The definition of a deactivated weapon is as follows:
Altering of key components of the weapon in such a way that, as the 1988 Firearms (Amendment) Act states 'it has been rendered incapable of discharging any shot, bullet or other weapon and has consequently ceased to be a firearm within the meaning of the Act'.
Legal deactivation does not necessarily involve submitting the weapon to a Proof House
. Deactivation proofing provides 'evidential proof' that a weapon has been deactivated, BUT IT IS NOT A LEGAL REQUIREMENT FOR THE DEACTIVATION OF A FIREARM IN THIS COUNTRY
. In short any deactivated weapon can be legal as long as it meets the requirements in point 1 above. A deactivated weapon can only be illegal if it can be shown (proved) that it is indeed capable of discharging a shot, bullet or other weapon. The Home Office Publication, Firearms Law Guidance to the Police quotes in section 2.3:
2.3 Section 8 of the 1988 Act provides that, unless it can be shown otherwise, a firearm which has been deactivated to a standard approved by the Secretary of State so that it is incapable of discharging any shot bullet or other missile, is presumed not to be a firearm within the meaning of the principal Act and therefore not subject to control if it bears a mark approved by the Secretary of State for denoting that fact. The 1988 Act requires that one of the two Proof Houses or some other person designed by the Secretary of State has marked the firearm and certified in writing that it has been deactivated to the approved standard.
Section 8 is an evidential provision and does not preclude the possibility that a firearm which has been deactivated in some other manner may also have ceased to be a firearm within the meaning of the principal Act.
We also benefit from the European Weapons Directive 91/477 EEC which was subsumed into UK law by virtue of the 1992 Firearms Act.
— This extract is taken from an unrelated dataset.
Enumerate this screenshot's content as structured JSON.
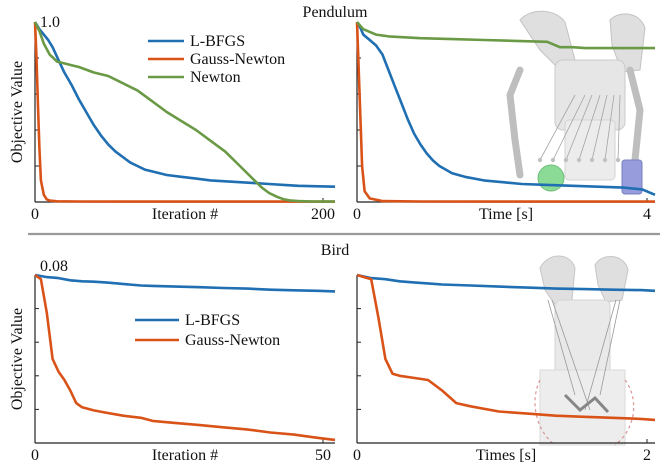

This directive forms the minimum standard of Firearms control throughout the EEC. It states:
(a)“ For the Purposes of this Annex objects which correspond to the definition of a firearm shall not be included in that definition if they:
have been rendered permanently unfit for use by the application of technical procedures which are guaranteed by an official body or recognised by such a body;"
Therefore weapons proofed as inert or deactivated in other countries (by an official body) may be perfectly legal as long as they conform to the requirements of point 1 above and contain no functional component parts - see below.
Most weapon accessories can be sold legally. However, the law regarding component parts is more complex and open to some interpretation. The actual European Weapons Directive definition of a component part covers only the breech closing mechanism, the chamber and the barrel of the firearm. However, although it is not specifically stated in our firearms laws, Home Office guidance as well as rulings from past court proceedings would suggest that a component part be considered as any part required to fire a weapon. This would specifically include parts which have been manufactured uniquely for a particular weapon, e.g. bolt/extractor, bolt carrier, trigger mechanism/parts, firing pin, receiver, barrel, gas piston and charging handle. Parts not considered to be component parts would be stocks/grips, magazines, sights and springs.
Please note that under the 1968 Firearms Act the definition of a firearm extends beyond simply a gun and its component parts to include:
any accessory to any such weapon designed or adapted to diminish noise or flash caused by firing the weapon;..
This would include flash eliminators and sound suppressors. It is particularly ridiculous that a small piece of metal on the end of a barrel (flash eliminator) could be considered a weapon in its own right, but it is! Remember however, that both of these components (being classed as firearms) can be owned legally if they have been deactivated in line with point 1 at the top of this page.